1 Comment

Thanks for your substack, I'll give it a look. I hope this is the appropriate place to post this.

Your guidelines suggest you are receptive to article submissions from academic philosophers. This focus may be too limited, for the following reason.

The first thing I do when arriving at any philosophy site is search for the phrase "nuclear weapons". My reasoning is that any philosopher or philosophy site which hasn't displayed an interest in the most imminent catastrophic threat to everything we hold most dear may have not yet mastered critical thinking.

I'm sorry to report your site has not passed this test, but in fairness to you, very few academic philosophy sites do. Given how widespread this logic failure is throughout the realm of academic philosophy it would perhaps be helpful to your blog to expand the range of voices you are willing to include.

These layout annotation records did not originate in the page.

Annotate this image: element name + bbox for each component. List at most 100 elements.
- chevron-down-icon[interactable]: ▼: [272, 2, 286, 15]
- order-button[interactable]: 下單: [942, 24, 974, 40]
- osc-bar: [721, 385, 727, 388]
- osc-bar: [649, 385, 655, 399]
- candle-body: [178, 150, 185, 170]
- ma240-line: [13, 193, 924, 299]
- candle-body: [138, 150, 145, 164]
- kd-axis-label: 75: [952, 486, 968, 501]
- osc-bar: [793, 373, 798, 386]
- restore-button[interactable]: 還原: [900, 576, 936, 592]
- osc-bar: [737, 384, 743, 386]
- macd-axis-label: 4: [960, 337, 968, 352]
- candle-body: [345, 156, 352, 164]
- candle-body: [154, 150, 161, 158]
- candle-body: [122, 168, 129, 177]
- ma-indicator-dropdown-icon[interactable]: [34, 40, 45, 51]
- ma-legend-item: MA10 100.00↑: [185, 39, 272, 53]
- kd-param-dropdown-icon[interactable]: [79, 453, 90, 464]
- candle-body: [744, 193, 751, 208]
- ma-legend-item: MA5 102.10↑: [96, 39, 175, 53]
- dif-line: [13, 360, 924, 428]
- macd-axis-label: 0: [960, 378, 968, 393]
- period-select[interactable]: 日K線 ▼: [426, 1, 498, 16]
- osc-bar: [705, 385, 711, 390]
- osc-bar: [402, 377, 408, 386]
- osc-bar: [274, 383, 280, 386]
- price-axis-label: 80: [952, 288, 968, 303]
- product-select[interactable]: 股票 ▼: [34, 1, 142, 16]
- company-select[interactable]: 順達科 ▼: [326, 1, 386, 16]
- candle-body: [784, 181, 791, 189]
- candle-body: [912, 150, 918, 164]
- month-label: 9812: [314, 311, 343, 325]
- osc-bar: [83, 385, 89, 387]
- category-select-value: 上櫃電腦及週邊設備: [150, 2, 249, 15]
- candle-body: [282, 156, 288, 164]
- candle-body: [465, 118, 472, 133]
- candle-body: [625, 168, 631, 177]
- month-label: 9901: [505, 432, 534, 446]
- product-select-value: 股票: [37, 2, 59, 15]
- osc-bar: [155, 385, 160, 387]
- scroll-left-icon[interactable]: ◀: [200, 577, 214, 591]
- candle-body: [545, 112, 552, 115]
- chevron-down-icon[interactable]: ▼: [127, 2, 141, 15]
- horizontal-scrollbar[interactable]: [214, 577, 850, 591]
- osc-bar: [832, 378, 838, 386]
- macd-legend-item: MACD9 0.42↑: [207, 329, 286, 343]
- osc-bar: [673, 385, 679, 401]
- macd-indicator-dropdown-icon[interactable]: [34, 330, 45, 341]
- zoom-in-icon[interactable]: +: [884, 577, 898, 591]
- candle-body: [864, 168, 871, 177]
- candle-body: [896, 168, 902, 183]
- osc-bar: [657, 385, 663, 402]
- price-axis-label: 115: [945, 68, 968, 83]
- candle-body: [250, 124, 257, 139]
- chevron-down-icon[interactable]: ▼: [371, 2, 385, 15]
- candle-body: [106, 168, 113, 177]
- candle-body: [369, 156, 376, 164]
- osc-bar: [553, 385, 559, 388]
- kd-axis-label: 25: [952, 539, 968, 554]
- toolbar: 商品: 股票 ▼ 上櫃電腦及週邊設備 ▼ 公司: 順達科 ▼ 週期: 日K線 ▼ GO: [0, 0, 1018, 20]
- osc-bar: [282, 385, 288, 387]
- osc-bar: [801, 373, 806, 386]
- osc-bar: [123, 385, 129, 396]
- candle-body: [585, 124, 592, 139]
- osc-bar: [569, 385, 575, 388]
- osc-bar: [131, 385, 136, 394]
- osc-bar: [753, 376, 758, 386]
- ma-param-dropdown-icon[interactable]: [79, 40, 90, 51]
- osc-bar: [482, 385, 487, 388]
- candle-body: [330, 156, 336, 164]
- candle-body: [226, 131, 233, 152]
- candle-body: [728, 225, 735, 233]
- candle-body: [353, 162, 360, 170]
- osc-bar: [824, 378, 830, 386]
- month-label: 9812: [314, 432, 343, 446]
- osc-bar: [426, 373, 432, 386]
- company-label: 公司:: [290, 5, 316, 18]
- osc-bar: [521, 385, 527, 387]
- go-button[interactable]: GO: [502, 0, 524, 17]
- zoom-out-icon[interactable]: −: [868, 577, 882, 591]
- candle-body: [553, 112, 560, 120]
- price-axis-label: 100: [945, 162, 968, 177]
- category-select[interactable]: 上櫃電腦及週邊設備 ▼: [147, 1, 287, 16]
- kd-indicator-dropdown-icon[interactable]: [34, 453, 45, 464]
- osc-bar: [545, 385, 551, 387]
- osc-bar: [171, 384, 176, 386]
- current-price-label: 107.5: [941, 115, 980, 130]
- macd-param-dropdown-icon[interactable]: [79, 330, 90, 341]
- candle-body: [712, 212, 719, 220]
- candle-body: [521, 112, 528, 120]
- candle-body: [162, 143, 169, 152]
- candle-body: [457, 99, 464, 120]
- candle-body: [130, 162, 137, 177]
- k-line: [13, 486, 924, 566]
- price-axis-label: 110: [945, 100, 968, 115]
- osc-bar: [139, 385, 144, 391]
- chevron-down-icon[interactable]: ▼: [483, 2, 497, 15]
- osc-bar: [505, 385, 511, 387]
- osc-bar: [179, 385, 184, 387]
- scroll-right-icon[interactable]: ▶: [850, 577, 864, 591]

I would argue that it is not the job of philosophers to think and write safely within status quo expectations, because there are an infinite number of other people available for that. The most important job for philosophers, their unique contribution, is to explore unexamined assumptions at the heart of a status quo and subject those assumptions to inspection and challenge.

Generally speaking, an unexamined assumption of the philosophy profession as a whole is that nuclear weapons are a subject for some other discipline. Here's an invitation to explore that assumption and subject it to inspection and challenge. There's a leadership opportunity here given how many of your peers will not take up this challenge.

In any case, whatever happens, good luck with your substack!